Thuram : « le Noir est suspect »
Lilian Thuram livre son témoignage dans le premier épisode de la nouvelle saison de la web-série « Mon premier contrôle d’identité ».
Des personnalités, dont l’ex-footballeur, dénoncent les contrôles au faciès dans une web-série.
« Depuis 2011, on a propulsé le débat sur la scène nationale ». Le collectif contre le contrôle au faciès lance lundi soir sa nouvelle campagne avec, en point d’orgue, une web-série d’une vingtaine d’épisodes où des personnalités de la société civile racontent leur premier contrôle d’identité. Parmi elles, des noms connus comme l’ex-footballeur Lilian Thuram, le chanteur Ridan ou la sénatrice écologiste Esther Benbassa. Avec un objectif : mettre un terme aux contrôles d’identité abusifs.
Le collectif relève en effet que, selon une étude du CNRS, les contrôles d’identité sont principalement subis par ceux qui sont perçus comme « jeunes », « noirs » ou « arabes ». Pour les personnes noires, les contrôles d’identités sont six fois plus nombreux que pour les blancs. Ce taux est encore plus élevé pour les gens de type maghrébin, qui sont eux huit fois plus contrôlés que les blancs.
Le teaser de la nouvelle saison de Mon 1er contrôle d’identité :
Lilian Thuram contrôlé en gare du Nord
C’est l’ancien champion du monde 98 Lilian Thuram qui livre son témoignage dans le premier épisode de la série. Il évoque un contrôle d’identité survenu à la gare de Lyon, à Paris, il y a une dizaine d’années. Le défenseur, qui joue alors sous les couleurs de la Juventus de Turin, se souvient avoir interpellé le policier en lui lançant : « pourquoi vous n’arrêtez que des personnes noires? ».
Lilian Thuram va même jusqu’à suggérer au policier qui le contrôle de créer une file spécialement pour les Noirs, « comme ça on saura et on passera là avec nos papiers d’identité, ce sera plus simple », ironise-t-il. Quand le policier s’aperçoit qu’il a affaire à l’ancien champion du monde de football, il écourte le contrôle. Le joueur fait alors cette réponse à la personne qui l’accompagne : « Pourquoi ils nous contrôlent, parce que le noir est suspect, voilà ».

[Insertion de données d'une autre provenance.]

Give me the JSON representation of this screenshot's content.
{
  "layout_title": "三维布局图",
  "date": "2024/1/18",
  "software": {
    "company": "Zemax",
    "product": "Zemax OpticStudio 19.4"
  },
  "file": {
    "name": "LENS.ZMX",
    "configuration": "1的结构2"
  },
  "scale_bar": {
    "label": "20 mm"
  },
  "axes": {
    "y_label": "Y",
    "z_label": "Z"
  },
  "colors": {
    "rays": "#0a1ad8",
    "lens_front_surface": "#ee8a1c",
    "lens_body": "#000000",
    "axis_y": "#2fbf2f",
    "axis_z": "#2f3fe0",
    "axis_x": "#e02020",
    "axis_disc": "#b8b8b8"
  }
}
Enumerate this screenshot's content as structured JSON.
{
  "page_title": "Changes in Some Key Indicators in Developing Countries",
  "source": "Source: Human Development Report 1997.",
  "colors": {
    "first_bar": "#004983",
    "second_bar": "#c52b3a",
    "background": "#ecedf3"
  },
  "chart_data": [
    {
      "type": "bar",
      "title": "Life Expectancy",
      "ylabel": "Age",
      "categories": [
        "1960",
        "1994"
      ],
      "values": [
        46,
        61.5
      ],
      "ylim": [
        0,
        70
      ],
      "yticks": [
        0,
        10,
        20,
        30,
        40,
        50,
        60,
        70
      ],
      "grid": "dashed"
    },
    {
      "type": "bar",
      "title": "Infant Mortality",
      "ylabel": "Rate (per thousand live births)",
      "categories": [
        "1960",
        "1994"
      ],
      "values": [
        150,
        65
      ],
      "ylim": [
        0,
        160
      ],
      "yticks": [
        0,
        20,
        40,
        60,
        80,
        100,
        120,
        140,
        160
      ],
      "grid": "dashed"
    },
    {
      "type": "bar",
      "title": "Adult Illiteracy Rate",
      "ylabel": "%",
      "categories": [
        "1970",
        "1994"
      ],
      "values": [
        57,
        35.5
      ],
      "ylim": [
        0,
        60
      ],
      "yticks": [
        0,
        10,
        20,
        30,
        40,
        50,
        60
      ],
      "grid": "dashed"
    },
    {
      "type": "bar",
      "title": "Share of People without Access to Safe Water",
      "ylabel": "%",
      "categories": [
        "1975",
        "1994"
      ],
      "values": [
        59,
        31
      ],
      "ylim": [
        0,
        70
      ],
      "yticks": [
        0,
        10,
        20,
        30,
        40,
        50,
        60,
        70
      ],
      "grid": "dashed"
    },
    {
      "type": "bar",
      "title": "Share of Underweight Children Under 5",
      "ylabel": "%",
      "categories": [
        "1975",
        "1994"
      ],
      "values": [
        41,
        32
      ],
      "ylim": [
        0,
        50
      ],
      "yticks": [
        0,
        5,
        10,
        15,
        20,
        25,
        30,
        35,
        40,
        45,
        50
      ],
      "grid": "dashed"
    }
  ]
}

Regardez l’intégralité du témoignage de Lilian Thuram :
« C’est quelque chose qui blesse »
« Si je n’avais pas été Lilian Thuram, ça aurait été plus difficile de discuter avec le policier », assure l’ancien joueur, à l’origine de la fondation Education contre le racisme. « J’aurais peut-être eu peur que cela se finisse mal », ajoute-t-il. « C’est quelque chose qui interpelle et qui blesse parce qu’on a toujours l’impression d’être suspect de quelque chose », déplore Lilian Thuram, « il faut dénoncer cela ».
L’an dernier, le concept avait connu un véritable succès avec plus de 2 millions de visites sur Internet pour regarder les vidéos. A l’époque, des chanteurs de rap s’étaient prêtés au jeu de ces confidences. Parmi eux, La Fouine, Rim-K Sefyu ou Youssoupha. L’épisode avec le témoignage de Soprano, qui évoque un contrôle de police dans une rue de Marseille, a par exemple été vu plus de 100.000 fois.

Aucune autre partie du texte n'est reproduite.